Circuit Breaker Pattern
The circuit breaker pattern is a resilience mechanism that detects when a downstream service is failing and stops sending it requests — "opening" the circuit — to prevent cascading failures from propagating through a distributed system.
The circuit breaker pattern is a resilience mechanism that detects when a downstream service is failing and stops sending it requests — "opening" the circuit — to prevent cascading failures from propagating through a distributed system.
What the diagram shows
This state diagram models the three states a circuit breaker transitions between:
- Closed (normal operation): requests flow through freely. The breaker counts failures within a rolling window. Each successful call resets the failure counter. - Open (fault isolated): when the failure count exceeds the configured threshold (e.g., 5 failures in 10 seconds), the breaker trips open. All subsequent requests fail immediately without ever reaching the downstream service — a technique called "fail fast." This protects the downstream from being hammered while it recovers. - Half-Open (probe state): after a configurable timeout (e.g., 30 seconds), the breaker transitions to Half-Open and allows a single test request through.

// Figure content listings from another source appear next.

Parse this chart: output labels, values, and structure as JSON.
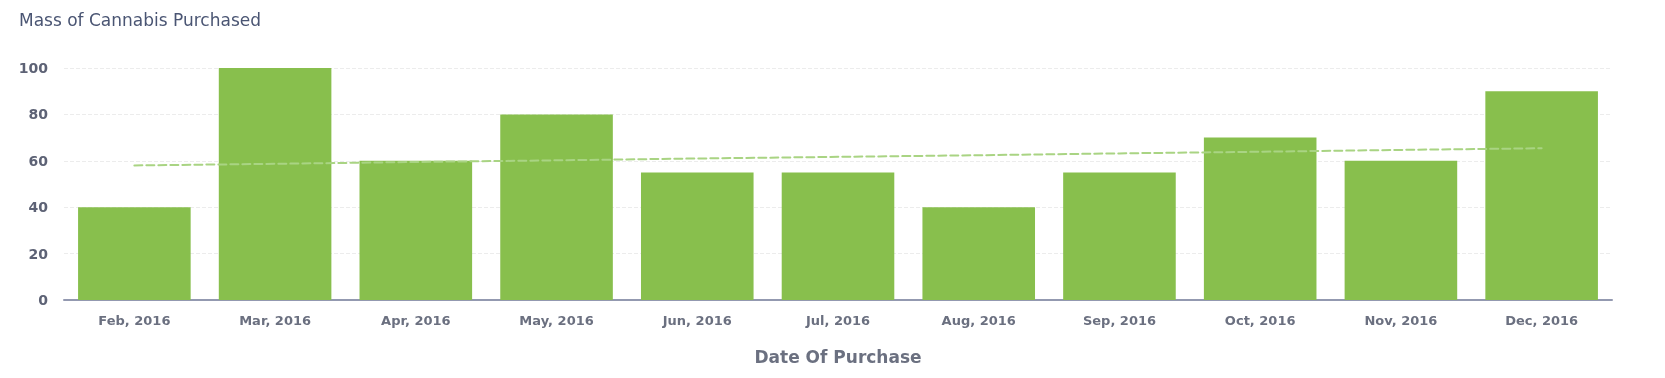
{
  "chart_data": {
    "type": "bar",
    "title": "Mass of Cannabis Purchased",
    "xlabel": "Date Of Purchase",
    "categories": [
      "Feb, 2016",
      "Mar, 2016",
      "Apr, 2016",
      "May, 2016",
      "Jun, 2016",
      "Jul, 2016",
      "Aug, 2016",
      "Sep, 2016",
      "Oct, 2016",
      "Nov, 2016",
      "Dec, 2016"
    ],
    "series": [
      {
        "color": "#88bf4d",
        "values": [
          40,
          100,
          60,
          80,
          55,
          55,
          40,
          55,
          70,
          60,
          90
        ]
      },
      {
        "type": "line",
        "line_style": "dashed",
        "marker": "none",
        "color": "#a9d483",
        "x": [
          "Feb, 2016",
          "Mar, 2016",
          "Apr, 2016",
          "May, 2016",
          "Jun, 2016",
          "Jul, 2016",
          "Aug, 2016",
          "Sep, 2016",
          "Oct, 2016",
          "Nov, 2016",
          "Dec, 2016"
        ],
        "values": [
          58,
          58.7,
          59.5,
          60.2,
          61,
          61.7,
          62.4,
          63.2,
          63.9,
          64.7,
          65.4
        ]
      }
    ],
    "ylim": [
      0,
      100
    ],
    "yticks": [
      0,
      20,
      40,
      60,
      80,
      100
    ],
    "grid": "y"
  }
}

If the test request succeeds, the circuit closes and normal operation resumes. If it fails, the breaker returns to Open for another timeout cycle.
Why this matters
Without a circuit breaker, a slow or failing downstream service causes callers to pile up waiting for timeouts — exhausting thread pools and connection pools in the caller, which then starts failing its callers. The failure cascades upward. The circuit breaker breaks this chain by failing fast at the first sign of consistent downstream failure.
Netflix's Hystrix library popularized this pattern, and it is now built into service meshes like Istio and Linkerd. In practice, circuit breakers work best alongside Request Retry Logic — retries handle transient failures, while circuit breakers handle sustained outages. The Bulkhead Pattern complements circuit breakers by isolating thread pools so that one failing dependency doesn't exhaust resources for others.